·Di Stefano-Martino, fuoco e fiamme·

La seconda pallottola Antonio Martino la spara ieri: al coordinamento di Forza Italia invita tutti tranne Fabrizio Di Stefano, il suo nemico numero uno. Non bastava l’identikit del presidente ideale tracciato qualche giorno fa: un ex An ma non lui. Ora l’ex parlamentare di Forza Italia per Martino è diventato uno spauracchio, l’avversario da abbattere. Nel giorno della sconfitta del candidato di centrodestra a Teramo il coordinatore azzurro, ex renziano, lascia fuori dalla porta Di Stefano. Un affronto.

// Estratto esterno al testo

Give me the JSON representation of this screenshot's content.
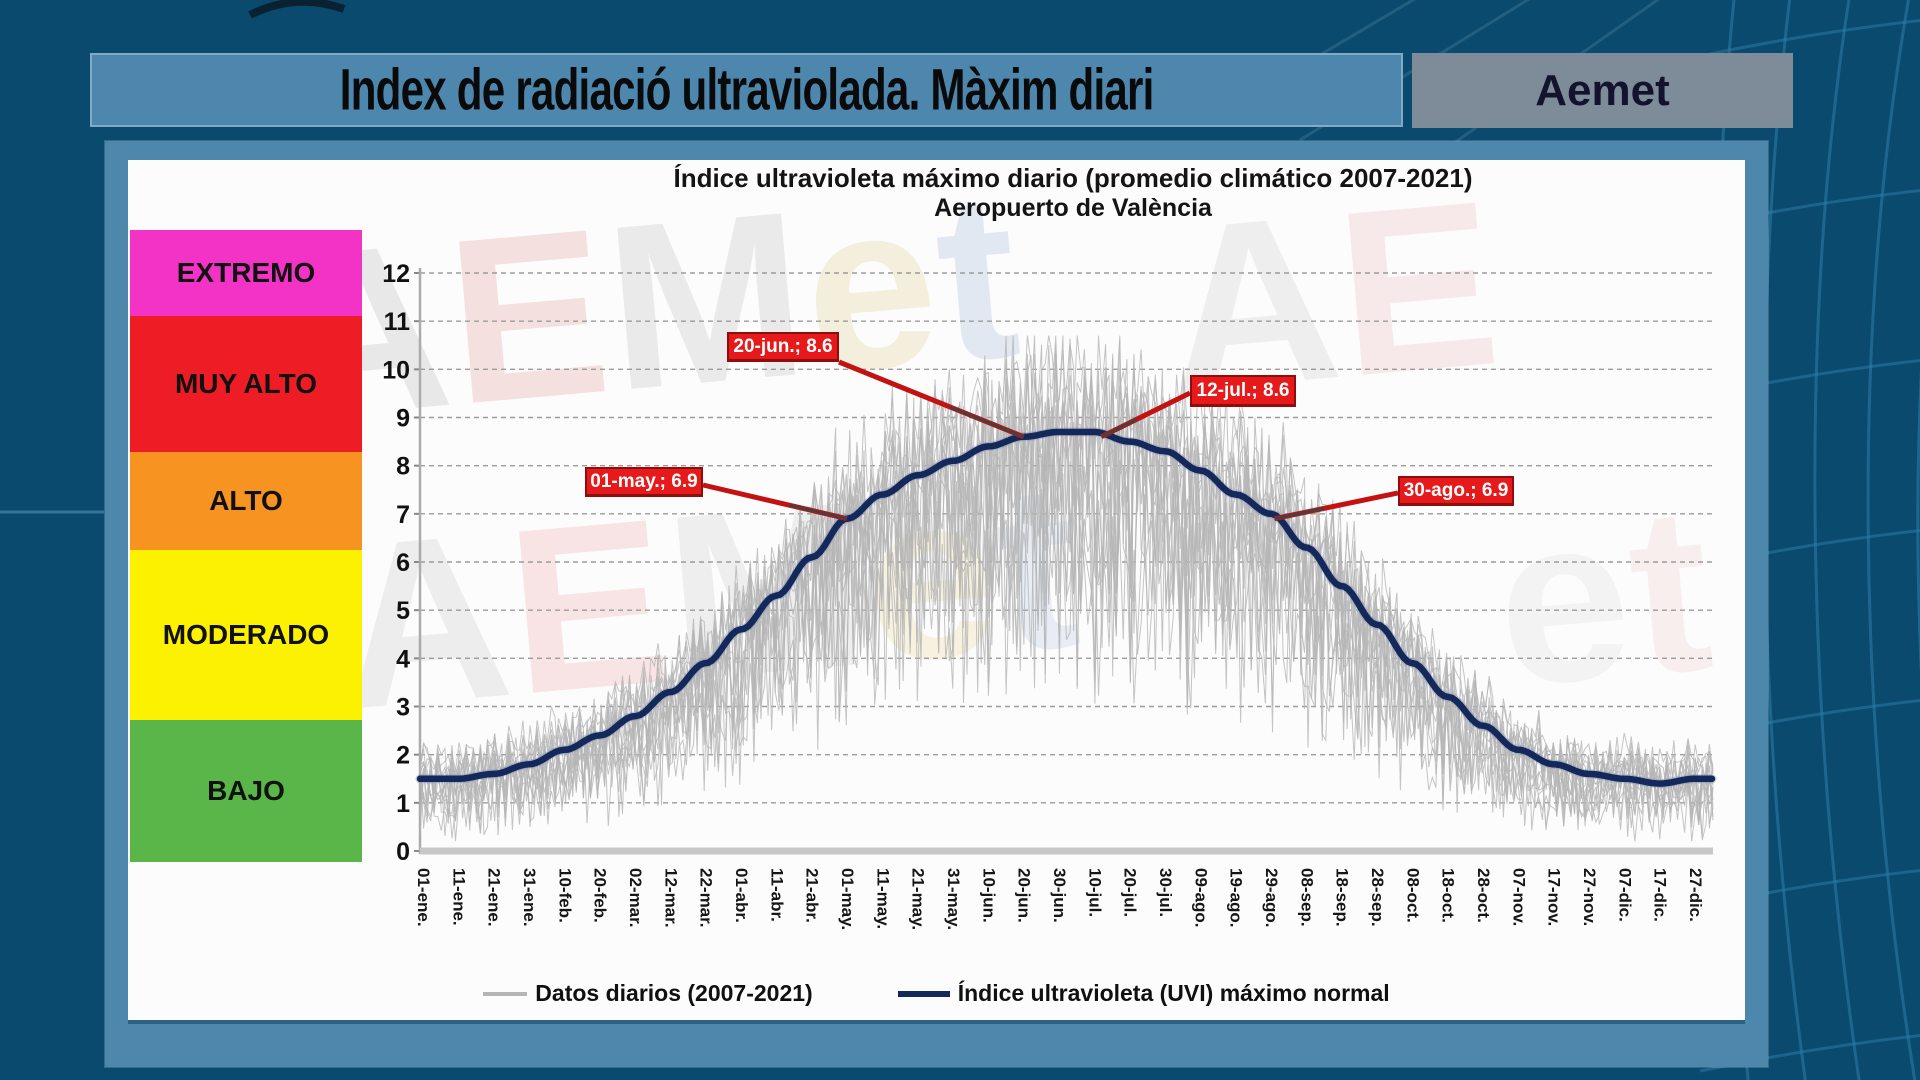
{
  "header": {
    "title": "Index de radiació ultraviolada. Màxim diari",
    "brand": "Aemet"
  },
  "uv_scale": [
    {
      "label": "EXTREMO",
      "color": "#f233c5"
    },
    {
      "label": "MUY ALTO",
      "color": "#ee1c24"
    },
    {
      "label": "ALTO",
      "color": "#f79421"
    },
    {
      "label": "MODERADO",
      "color": "#fcf200"
    },
    {
      "label": "BAJO",
      "color": "#5ab648"
    }
  ],
  "watermark_text": "AEMet",
  "colors": {
    "background": "#0a4a6e",
    "globe_lines": "#2d7aa6",
    "title_bar": "#4d87ae",
    "brand_box": "#7e8c99",
    "frame": "#4e87ac",
    "panel": "#fcfcfc",
    "annotation_red": "#e61a1a",
    "daily_gray": "#b5b5b5",
    "normal_navy": "#14295a",
    "gridline_gray": "#9b9b9b"
  },
  "chart_data": {
    "type": "line",
    "title": "Índice ultravioleta máximo diario (promedio climático 2007-2021)",
    "subtitle": "Aeropuerto de València",
    "ylim": [
      0,
      12
    ],
    "yticks": [
      0,
      1,
      2,
      3,
      4,
      5,
      6,
      7,
      8,
      9,
      10,
      11,
      12
    ],
    "grid": "horizontal-dashed",
    "legend_position": "bottom",
    "x_tick_labels": [
      "01-ene.",
      "11-ene.",
      "21-ene.",
      "31-ene.",
      "10-feb.",
      "20-feb.",
      "02-mar.",
      "12-mar.",
      "22-mar.",
      "01-abr.",
      "11-abr.",
      "21-abr.",
      "01-may.",
      "11-may.",
      "21-may.",
      "31-may.",
      "10-jun.",
      "20-jun.",
      "30-jun.",
      "10-jul.",
      "20-jul.",
      "30-jul.",
      "09-ago.",
      "19-ago.",
      "29-ago.",
      "08-sep.",
      "18-sep.",
      "28-sep.",
      "08-oct.",
      "18-oct.",
      "28-oct.",
      "07-nov.",
      "17-nov.",
      "27-nov.",
      "07-dic.",
      "17-dic.",
      "27-dic."
    ],
    "series": [
      {
        "name": "Datos diarios (2007-2021)",
        "type": "noisy-daily",
        "color": "#b5b5b5",
        "years": 15,
        "approx_envelope": {
          "winter": [
            0.3,
            2.7
          ],
          "summer": [
            4.5,
            10.5
          ]
        }
      },
      {
        "name": "Índice ultravioleta (UVI) máximo normal",
        "type": "smooth",
        "color": "#14295a",
        "values_at_ticks": [
          1.5,
          1.5,
          1.6,
          1.8,
          2.1,
          2.4,
          2.8,
          3.3,
          3.9,
          4.6,
          5.3,
          6.1,
          6.9,
          7.4,
          7.8,
          8.1,
          8.4,
          8.6,
          8.7,
          8.7,
          8.5,
          8.3,
          7.9,
          7.4,
          7.0,
          6.3,
          5.5,
          4.7,
          3.9,
          3.2,
          2.6,
          2.1,
          1.8,
          1.6,
          1.5,
          1.4,
          1.5
        ]
      }
    ],
    "annotations": [
      {
        "label": "20-jun.; 8.6",
        "x": "20-jun.",
        "y": 8.6
      },
      {
        "label": "12-jul.; 8.6",
        "x": "12-jul.",
        "y": 8.6
      },
      {
        "label": "01-may.; 6.9",
        "x": "01-may.",
        "y": 6.9
      },
      {
        "label": "30-ago.; 6.9",
        "x": "30-ago.",
        "y": 6.9
      }
    ]
  }
}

“Non si costruiscono le vittorie con l’arroganza del mettersi in cattedra, del vergare su una lavagna i “buoni” e i “cattivi” o dell’escludere, come è stato fatto in occasione della riunione del Coordinamento regionale di FI di oggi, chi come il sottoscritto evidentemente non è amato dal nuovo Leader di Forza Italia Abruzzo: l’On. Martino

dice Di Stefano. 

Fabrizio Di Stefano

Credo si debba lavorare per ricostruire l’armonia del Centrodestra, per includere e non escludere e quindi aprire anche ai soggetti civici ma per premiare la coerenza di chi da questa parte c’è sempre stato e non di coloro che, dopo essere stati fianco a fianco con il Presidente D’Alfonso, condividendone quindi anche le responsabilità dei disastri amministrativi, adesso saltano sul carro dei vincitori”

(e qui è chiara l’allusione alla nuova associazione civica fondata da Donato Di Matteo e Andrea Gerosolimo: e tanto per essere chiari anche un incontro organizzato a Montesilvano con l’ex assessore Di Matteo è stato annullato).

Insomma, spazio alle civiche di Zelli & c, semaforo rosso a Gero & c. Ma l’esperienza di Teramo insegna che divisi non si va da nessuna parte, rincara Di Stefano. Ma da questo orecchio Martino non ci sente.

Martino con Pagano e Berlusconi

Anzi. L’imprenditore accusa l’ex An di essere diventato filo-leghista. Quando invece, secondo il tam tam romano e Impaginato.it (mai smentito), proprio Martino insieme con Nazario Pagano, avrebbe avuto abboccamenti con la Lega e in particolare con Botta, Di Paolo e il sottosegretario Durigon.

Insomma, entrambi avrebbero fatto parte di quel pattuglione di parlamentari azzurri che hanno bussato alla porta di Giancarlo Giorgetti per ottenere un passe-partout per la maggioranza. Una transumanza che dovrebbe realizzarsi un po’ alla volta, passo dopo passo e che è particolarmente gradita se proviene proprio dal centro-sud Italia. Raffaele Fitto per esempio sarebbe nelle grazie di Matteo Salvini, e con Fitto stava da qualche tempo il pescarese Riccardo Chiavaroli poi anche lui passato alla Lega. Lo stesso Corriere scrive che in Abruzzo, dove per le Regionali si vota entro la fine dell’anno, il fuggi fuggi solo andata da Forza Italia alla Lega, nei Comuni, è praticamente quotidiano. Ed è culminato nel passaggio ai salviniani del potente mister preferenze della Marsica Antonio Morgante.

“Un’operazione di rafforzamento che consentirebbe ai leghisti di imporre la nomination a governatore di Fabrizio Di Stefano, un ex deputato berlusconiano in rotta con Forza Italia. Se l’operazione andasse in porto, e lo si capirà presto, Di Stefano potrebbe diventare a stretto giro il primo «leghista» (anche se con le virgolette) a guidare una regione del centro-sud”.

Matteo Salvini

ps: Insomma, ce n’è abbastanza per scatenare le gelosie di Martino & Pagano. Anche se poi Salvini ha bloccato tutto: le new entry sono rimandate a data da destinarsi, ma l’Abruzzo è nel cuore del ministro dell’Interno dove la campagna acquisti a quanto pare va a gonfie vele.